Not a CPU MM tutorial (though we explain enough CPU MM for each chapter to be self-contained)
Not a DRM driver tutorial (we assume you already write or maintain GPU drivers)
Not a hardware architecture comparison (we focus on the software abstractions in the kernel)
Not limited to one GPU vendor (TTM, GEM, and GPUVM are vendor-neutral frameworks)

The Column Structure

We progress from the most visible parallel (address spaces) to the deepest (convergence through HMM):

复制代码

Part I:   Address Spaces         mm_struct ↔ drm_gpuvm
Part II:  Physical Storage       buddy alloc ↔ TTM resources
Part III: Page Tables            PGD→PTE ↔ GPU page tables
Part IV:  Eviction & Swap        kswapd/LRU ↔ TTM eviction     ← centerpiece
Part V:   Demand Paging          page fault ↔ populate/validate
Part VI:  Hints & Policies       madvise ↔ GEM purgeable
Part VII: Convergence            HMM/SVM/ATS --- the merge
Part VIII: Engineering           debug, perf, design checklists

Each chapter follows a consistent four-part structure:

GPU Concept --- What you already know from DRM/TTM
CPU Mirror --- The exact CPU MM equivalent, with code
Why They Converge --- The architectural reason the parallel exists
Practical Implications --- What this means for your driver code

Prerequisites

To get the most from this column, you should have:

Working familiarity with the DRM subsystem (GEM objects, TTM buffer objects, IOCTLs)
Basic understanding of virtual memory (what a page table is, what a TLB does)
Ability to read Linux kernel C code
Access to a kernel source tree (6.x recommended) for following along

You do not need:

Deep CPU MM expertise (we build that as we go)
Knowledge of any specific GPU hardware architecture
Prior experience with HMM or ZONE_DEVICE

A Note on Convergence

When TTM was first written (2009), the GPU memory subsystem was a separate world. Buffers were explicitly allocated, explicitly placed, and explicitly bound. The "swap" analogy was implicit --- a design pattern, not a shared code path.

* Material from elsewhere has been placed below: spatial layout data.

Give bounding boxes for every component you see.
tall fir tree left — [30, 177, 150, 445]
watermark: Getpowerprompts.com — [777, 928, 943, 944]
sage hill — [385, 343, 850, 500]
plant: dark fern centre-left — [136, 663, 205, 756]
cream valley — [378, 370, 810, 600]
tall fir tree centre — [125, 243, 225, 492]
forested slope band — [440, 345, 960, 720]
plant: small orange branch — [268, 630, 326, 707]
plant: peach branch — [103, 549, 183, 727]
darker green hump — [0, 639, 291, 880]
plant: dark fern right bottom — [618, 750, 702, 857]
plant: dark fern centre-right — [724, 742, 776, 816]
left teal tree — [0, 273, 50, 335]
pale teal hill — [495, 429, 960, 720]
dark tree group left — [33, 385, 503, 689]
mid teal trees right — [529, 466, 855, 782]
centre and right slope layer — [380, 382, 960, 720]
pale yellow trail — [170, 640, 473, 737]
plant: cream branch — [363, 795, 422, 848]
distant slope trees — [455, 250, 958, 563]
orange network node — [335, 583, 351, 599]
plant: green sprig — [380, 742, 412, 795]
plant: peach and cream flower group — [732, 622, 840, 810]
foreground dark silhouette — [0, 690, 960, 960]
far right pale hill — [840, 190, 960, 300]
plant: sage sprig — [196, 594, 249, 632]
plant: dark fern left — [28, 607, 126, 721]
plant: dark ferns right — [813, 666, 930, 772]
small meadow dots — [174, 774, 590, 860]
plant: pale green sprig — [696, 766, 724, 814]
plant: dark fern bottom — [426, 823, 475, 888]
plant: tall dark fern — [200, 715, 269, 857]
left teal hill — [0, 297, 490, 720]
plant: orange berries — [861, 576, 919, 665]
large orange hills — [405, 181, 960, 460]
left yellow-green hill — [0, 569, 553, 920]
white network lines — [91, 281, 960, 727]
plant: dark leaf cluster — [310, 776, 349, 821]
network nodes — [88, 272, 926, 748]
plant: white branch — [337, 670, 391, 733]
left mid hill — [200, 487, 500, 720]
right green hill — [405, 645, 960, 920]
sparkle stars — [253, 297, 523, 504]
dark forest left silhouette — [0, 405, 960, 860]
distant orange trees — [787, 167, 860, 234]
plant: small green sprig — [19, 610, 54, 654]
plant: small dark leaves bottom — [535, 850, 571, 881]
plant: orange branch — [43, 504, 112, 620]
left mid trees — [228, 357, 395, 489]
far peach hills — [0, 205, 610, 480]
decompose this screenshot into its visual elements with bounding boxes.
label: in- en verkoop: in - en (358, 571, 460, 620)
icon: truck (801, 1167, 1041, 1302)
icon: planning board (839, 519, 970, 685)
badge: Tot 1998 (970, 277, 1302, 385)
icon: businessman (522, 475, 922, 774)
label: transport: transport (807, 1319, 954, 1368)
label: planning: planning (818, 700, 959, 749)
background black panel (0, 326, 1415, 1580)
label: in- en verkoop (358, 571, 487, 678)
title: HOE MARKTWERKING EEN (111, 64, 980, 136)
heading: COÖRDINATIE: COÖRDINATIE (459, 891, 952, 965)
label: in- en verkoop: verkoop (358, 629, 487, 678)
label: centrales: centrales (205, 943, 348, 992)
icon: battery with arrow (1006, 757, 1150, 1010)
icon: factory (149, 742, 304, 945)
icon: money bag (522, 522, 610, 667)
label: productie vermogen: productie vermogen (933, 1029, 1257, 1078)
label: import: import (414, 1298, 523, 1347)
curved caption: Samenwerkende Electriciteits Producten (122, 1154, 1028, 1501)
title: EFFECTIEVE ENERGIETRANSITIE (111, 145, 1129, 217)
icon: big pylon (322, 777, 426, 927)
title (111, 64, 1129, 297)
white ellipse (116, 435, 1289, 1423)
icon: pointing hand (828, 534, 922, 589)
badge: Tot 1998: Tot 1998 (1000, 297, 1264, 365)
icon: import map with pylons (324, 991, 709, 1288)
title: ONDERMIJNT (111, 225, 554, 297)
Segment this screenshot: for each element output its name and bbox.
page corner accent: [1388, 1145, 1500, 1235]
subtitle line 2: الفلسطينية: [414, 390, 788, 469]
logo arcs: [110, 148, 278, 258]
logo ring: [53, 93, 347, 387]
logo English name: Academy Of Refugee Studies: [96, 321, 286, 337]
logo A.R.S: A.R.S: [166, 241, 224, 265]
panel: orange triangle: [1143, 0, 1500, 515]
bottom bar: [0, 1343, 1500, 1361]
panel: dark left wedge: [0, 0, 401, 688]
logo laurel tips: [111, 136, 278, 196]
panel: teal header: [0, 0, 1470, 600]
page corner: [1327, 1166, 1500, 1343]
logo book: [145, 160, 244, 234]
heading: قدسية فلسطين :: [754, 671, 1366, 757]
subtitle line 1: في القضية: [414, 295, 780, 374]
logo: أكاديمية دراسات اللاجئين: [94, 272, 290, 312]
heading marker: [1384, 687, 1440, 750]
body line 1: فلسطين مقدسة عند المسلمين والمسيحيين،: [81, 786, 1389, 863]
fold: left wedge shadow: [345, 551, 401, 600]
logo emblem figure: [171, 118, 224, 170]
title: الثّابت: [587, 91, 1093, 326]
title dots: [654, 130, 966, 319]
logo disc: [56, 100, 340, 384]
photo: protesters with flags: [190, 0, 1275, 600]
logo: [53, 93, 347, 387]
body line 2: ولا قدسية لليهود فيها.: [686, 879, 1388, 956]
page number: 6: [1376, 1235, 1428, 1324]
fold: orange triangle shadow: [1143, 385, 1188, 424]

Today, that separation is dissolving:

drm_gpuvm (2023) explicitly models GPU VA spaces with the same abstractions as mm_struct
drm_gem_lru_scan() plugs GEM objects directly into the kernel's shrinker framework
GPU SVM drivers (drm_gpusvm, AMD KFD SVM) call hmm_range_fault(), which calls handle_mm_fault()
Device-private pages live in the CPU's page tables as swap-like entries

The GPU memory subsystem didn't just borrow terminology from CPU MM. It is rejoining CPU MM. Understanding both sides of this convergence is no longer optional for GPU systems engineers --- it is the job.

Let's Begin

In the next chapter, we start with the big picture: A Tale of Two Memory Hierarchies. We'll compare the CPU and GPU memory hierarchies side by side --- from register files to swap devices --- and establish why both inevitably arrive at virtual memory as the solution.

Then we dive in, one concept at a time, until the full isomorphism is laid bare.